Уже должна была наступить ночь, но она почему-то задерживалась, словно солнце зависло на самом горизонте и не стало опускаться дальше. Дарр Дубраули следовал за зверем по заброшенным развалинам на берегу реки; незамеченными они пробирались мимо Людей, и те казались тусклыми, почти бесплотными. Света хватало для полета, и Дарр иногда летел, иначе не смог бы угнаться за побежкой Койота.
Зверь сказал Дарру, что он не из этих мест; не городской, нет: ему в городе не рады, и если Люди его поймают, прикончат без сожаления.
Само собой, сначала пусть поймают, а уж потом судят, сказал он. Если вообще будет суд, а его-то не будет, потому что меня не поймают, так что идем дальше.
Дарр попытался расспросить зверя о его странствиях, узнать, где он был, но млекопитающие, похоже, не чувствуют четырех направлений, так что ведать не ведают, где находятся в большом мире, хотя некоторые из них могут по запаху отследить свой извилистый след и вернуться откуда угодно куда угодно. И в темноте тоже.
Значит, оно далеко, сказал Дарр Дубраули, место, откуда ты пришел.
Не могу сказать.
Долго идти оттуда сюда?
Койот не ответил.
Ты всегда знал Людей?
«Знал Людей»? Да я их создал!
Ты создал Людей?
Ну, они сами так говорят.
Темные улицы тут и там освещали костры, которые Люди развели в высоких металлических бочках, и свет из окон, где каким-то образом присвоили свет города. Койот обходил световые пятна; на миг он задержался что-то куснуть. Пожевал, словно вкус ему не понравился, с отвращением поджал черные губы и проглотил. И непрестанно искал глазами угрозу.

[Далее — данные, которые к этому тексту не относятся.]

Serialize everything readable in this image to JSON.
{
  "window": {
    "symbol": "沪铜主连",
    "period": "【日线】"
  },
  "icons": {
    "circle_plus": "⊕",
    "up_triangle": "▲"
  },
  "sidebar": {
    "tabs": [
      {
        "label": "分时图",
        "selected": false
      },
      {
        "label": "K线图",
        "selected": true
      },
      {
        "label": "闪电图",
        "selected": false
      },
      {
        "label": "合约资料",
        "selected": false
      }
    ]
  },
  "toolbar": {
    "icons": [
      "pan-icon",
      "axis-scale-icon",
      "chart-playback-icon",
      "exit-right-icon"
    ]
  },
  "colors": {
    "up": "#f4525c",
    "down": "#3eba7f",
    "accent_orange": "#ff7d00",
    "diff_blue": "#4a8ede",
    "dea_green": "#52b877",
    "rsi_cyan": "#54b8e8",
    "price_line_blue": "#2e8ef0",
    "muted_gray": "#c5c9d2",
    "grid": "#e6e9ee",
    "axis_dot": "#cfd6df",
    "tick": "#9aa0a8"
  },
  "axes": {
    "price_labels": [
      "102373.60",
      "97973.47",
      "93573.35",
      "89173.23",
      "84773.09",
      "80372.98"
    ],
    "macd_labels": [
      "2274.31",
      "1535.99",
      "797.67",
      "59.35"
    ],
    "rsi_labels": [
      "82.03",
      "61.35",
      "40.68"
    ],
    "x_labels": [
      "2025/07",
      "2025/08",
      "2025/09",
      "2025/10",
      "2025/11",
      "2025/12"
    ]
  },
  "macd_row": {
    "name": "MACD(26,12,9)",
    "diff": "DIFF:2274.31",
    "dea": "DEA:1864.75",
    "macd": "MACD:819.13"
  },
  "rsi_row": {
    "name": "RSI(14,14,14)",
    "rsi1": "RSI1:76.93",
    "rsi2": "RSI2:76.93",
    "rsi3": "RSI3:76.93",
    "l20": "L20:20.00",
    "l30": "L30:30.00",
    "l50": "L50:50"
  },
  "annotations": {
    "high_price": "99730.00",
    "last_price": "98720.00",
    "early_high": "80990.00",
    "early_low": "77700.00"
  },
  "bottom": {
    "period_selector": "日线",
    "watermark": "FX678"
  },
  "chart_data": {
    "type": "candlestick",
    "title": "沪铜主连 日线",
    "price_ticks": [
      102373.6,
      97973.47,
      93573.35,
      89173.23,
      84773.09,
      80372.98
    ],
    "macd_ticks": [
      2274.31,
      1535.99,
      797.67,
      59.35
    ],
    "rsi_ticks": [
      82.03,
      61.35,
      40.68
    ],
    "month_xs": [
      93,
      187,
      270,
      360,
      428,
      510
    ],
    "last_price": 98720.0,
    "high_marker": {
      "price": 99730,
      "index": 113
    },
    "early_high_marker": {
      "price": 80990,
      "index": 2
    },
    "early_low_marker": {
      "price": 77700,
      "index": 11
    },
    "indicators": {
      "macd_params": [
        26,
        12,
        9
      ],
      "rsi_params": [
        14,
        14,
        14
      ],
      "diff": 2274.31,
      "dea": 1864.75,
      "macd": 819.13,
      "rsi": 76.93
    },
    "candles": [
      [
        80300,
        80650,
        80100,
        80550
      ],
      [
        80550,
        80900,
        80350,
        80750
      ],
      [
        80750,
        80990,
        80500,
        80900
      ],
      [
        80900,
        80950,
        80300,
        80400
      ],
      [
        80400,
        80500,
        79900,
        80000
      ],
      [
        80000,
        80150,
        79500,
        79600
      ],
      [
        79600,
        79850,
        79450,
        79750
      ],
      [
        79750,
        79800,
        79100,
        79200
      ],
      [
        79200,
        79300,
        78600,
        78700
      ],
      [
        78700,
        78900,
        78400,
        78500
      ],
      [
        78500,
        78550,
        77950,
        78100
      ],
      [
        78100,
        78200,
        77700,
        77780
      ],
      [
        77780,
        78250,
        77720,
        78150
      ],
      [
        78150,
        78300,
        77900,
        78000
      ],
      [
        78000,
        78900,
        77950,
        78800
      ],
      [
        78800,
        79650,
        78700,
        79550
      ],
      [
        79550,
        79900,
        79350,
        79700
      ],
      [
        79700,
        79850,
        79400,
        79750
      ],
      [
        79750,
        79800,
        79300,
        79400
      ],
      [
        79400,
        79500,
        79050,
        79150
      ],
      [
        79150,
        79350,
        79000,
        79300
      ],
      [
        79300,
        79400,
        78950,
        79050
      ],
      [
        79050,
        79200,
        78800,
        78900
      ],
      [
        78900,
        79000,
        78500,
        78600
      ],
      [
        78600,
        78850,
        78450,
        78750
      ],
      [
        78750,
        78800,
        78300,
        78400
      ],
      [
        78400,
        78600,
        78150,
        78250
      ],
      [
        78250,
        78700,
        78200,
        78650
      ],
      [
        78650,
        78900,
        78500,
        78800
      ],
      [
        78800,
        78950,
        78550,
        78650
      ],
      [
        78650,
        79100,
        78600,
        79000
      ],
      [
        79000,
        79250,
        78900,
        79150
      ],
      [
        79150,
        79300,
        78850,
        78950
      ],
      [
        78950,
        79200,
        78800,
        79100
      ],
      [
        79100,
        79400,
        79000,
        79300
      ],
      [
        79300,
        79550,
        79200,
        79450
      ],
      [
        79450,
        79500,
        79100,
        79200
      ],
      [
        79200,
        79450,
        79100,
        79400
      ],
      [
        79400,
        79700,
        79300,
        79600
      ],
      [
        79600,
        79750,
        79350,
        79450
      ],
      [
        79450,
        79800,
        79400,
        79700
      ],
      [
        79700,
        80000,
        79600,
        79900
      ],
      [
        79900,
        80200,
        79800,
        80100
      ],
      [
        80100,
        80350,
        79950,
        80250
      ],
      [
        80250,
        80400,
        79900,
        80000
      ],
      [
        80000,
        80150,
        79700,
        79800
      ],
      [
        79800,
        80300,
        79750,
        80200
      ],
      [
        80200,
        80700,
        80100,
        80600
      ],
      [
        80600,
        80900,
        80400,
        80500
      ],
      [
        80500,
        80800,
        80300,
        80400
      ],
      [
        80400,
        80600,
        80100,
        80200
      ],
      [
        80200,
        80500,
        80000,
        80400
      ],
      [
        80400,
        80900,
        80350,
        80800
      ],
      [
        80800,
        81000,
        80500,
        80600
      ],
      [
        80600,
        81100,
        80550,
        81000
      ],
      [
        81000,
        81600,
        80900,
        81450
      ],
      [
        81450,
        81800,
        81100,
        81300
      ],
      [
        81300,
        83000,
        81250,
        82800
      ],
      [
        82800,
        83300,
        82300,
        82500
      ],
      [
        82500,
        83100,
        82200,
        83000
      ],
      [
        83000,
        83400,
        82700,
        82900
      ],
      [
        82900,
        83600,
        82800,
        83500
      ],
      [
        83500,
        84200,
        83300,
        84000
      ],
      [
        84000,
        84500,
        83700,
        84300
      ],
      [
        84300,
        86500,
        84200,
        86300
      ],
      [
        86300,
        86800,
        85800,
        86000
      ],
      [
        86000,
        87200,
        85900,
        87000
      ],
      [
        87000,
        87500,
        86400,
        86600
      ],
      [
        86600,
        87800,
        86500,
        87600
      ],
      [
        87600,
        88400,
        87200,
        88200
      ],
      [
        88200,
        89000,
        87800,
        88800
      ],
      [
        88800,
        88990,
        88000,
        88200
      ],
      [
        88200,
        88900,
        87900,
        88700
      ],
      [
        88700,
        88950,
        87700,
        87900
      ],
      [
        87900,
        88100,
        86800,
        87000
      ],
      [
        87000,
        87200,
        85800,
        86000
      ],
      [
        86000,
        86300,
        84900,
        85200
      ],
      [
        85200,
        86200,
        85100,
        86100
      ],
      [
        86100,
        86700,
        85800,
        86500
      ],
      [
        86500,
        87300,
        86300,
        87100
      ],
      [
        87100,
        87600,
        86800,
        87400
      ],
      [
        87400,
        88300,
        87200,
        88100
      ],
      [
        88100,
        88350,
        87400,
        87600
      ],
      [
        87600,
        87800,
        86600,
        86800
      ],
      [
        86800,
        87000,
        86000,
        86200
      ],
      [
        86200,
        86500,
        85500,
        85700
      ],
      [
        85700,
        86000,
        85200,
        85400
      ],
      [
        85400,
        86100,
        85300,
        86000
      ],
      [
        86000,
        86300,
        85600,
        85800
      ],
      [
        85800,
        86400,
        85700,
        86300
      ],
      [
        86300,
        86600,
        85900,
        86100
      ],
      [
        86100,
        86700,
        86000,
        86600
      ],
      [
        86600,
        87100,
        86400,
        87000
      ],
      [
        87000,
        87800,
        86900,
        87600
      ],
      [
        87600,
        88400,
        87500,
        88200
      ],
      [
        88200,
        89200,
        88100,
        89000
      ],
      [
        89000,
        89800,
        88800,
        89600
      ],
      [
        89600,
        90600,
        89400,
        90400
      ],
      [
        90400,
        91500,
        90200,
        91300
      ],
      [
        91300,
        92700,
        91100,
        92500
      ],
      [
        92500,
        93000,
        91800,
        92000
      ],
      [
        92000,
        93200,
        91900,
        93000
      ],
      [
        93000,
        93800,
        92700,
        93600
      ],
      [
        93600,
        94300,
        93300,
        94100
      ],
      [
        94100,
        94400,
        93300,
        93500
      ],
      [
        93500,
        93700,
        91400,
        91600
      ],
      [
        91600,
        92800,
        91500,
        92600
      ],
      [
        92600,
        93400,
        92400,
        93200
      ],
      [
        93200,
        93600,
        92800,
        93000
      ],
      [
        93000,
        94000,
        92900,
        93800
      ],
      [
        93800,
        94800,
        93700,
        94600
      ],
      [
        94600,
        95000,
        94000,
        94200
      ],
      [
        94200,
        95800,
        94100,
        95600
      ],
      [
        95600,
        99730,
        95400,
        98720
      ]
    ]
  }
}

Есть такая история, сказал он и потрусил дальше.
Я слушаю, сказал Дарр Дубраули.
Значит так, начал Койот. Была такая гигантская птица. А Людей тогда не было. И эта птица ловила всех животных, уносила их на небо и там ела. И поймал этот летун, например, Жабу и взял ее в жены. А эта Жаба была теткой Орла, а он – моим дядей.
Жаба? Орла?
Это они так говорят, пояснил зверь и тихонько фыркнул. Дарр Дубраули решил, что он так смеется.
И что? – спросил Дарр Дубраули.
И то, что я, вот лично я забрался на небо. А Жаба мне и рассказала, как убить ее мужа, и выходит так, что я его убил. А дядя-Орел меня научил, что делать дальше. Нужно мне было отрезать мертвой птице крылья и выдернуть большие перья одно за другим…
Тут Дарр Дубраули, который как раз присел на фонарный столб передохнуть, плотнее сложил крылья и подобрал хвост.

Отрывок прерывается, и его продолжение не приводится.